I thought at the time of her Backbenchers appearance that Ms Hauiti was symptomatic of National’s electoral success. It’s hard finding sufficiently high-calibre candidates to fill a list of 40, let alone the 75 that National went with in 2011. When a party gets damn near to 60 MPs, with the addition of a selection of mid-term retirements, people start arriving in Parliament that the party might well wish were not. That certainly seems true of Claudette Hauiti, who went into the 2011 election as number 63 on National’s list.

So why is she bowing out now, less than two months before election day? Presumably, she’s been given advance warning that her list ranking position was going to be dreadful (National is just days away from releasing their list). One can only assume that not only was she was going to be dead last among National’s sitting MPs, but that a fair few new candidates would be leap-frogging her. It’s the party’s way of saying “You’re not wanted”, and she’s evidently bitten the bullet.

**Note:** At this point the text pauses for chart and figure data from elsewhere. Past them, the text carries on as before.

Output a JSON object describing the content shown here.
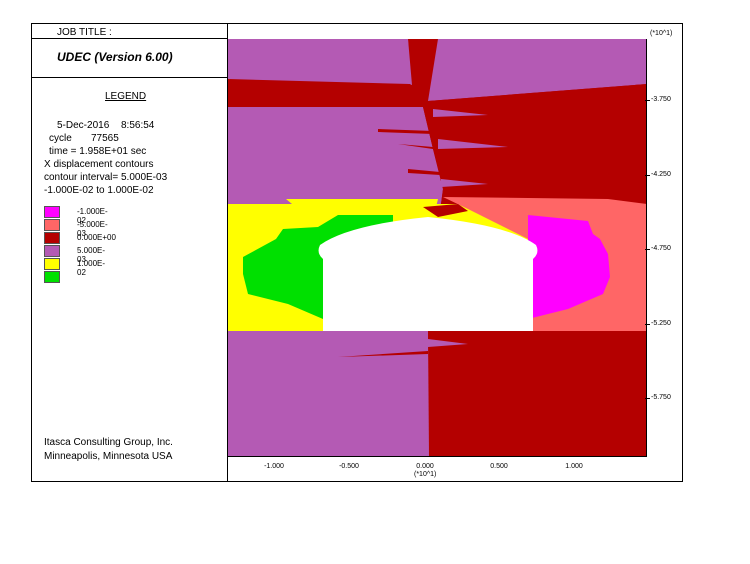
{
  "header": {
    "job_title": "JOB TITLE :",
    "units_top": "(*10^1)"
  },
  "program": {
    "name": "UDEC (Version 6.00)"
  },
  "legend": {
    "title": "LEGEND",
    "date": "5-Dec-2016",
    "clock": "8:56:54",
    "cycle_label": "cycle",
    "cycle_value": "77565",
    "time_line": "time  =  1.958E+01 sec",
    "contour_title": "X displacement contours",
    "interval_line": "contour interval= 5.000E-03",
    "range_line": "-1.000E-02 to  1.000E-02",
    "items": [
      {
        "label": "-1.000E-02",
        "color": "#ff00ff"
      },
      {
        "label": "-5.000E-03",
        "color": "#ff6666"
      },
      {
        "label": "0.000E+00",
        "color": "#b40000"
      },
      {
        "label": "5.000E-03",
        "color": "#b45ab4"
      },
      {
        "label": "1.000E-02",
        "color": "#ffff00"
      },
      {
        "label": "",
        "color": "#00e000"
      }
    ]
  },
  "footer": {
    "company": "Itasca Consulting Group, Inc.",
    "location": "Minneapolis, Minnesota  USA"
  },
  "axes": {
    "x_ticks": [
      "-1.000",
      "-0.500",
      "0.000",
      "0.500",
      "1.000"
    ],
    "x_unit": "(*10^1)",
    "y_ticks": [
      "-3.750",
      "-4.250",
      "-4.750",
      "-5.250",
      "-5.750"
    ]
  }
}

It remains to be seen whether National quickly reopen nominations for the new seat of Kelston, where Hauiti has been selected to stand, or whether she continues to run a campaign there, safe in the knowledge that she will lose to Carmel Sepuloni.

UPDATE 22/07/14 @ 1.50pm:

National Party President Peter Goodfellow has confirmed that the party will re-open nominations for Kelston tomorrow, with nominations closing on 30 July.

And Stuff.co.nz further reports that:

It is understood Hauiti reached her decision after Prime Minister John Key phoned her last night.

It is believed he would have reiterated what others had been telling her, that there was no future for her in National and that she had come to be seen as a liability.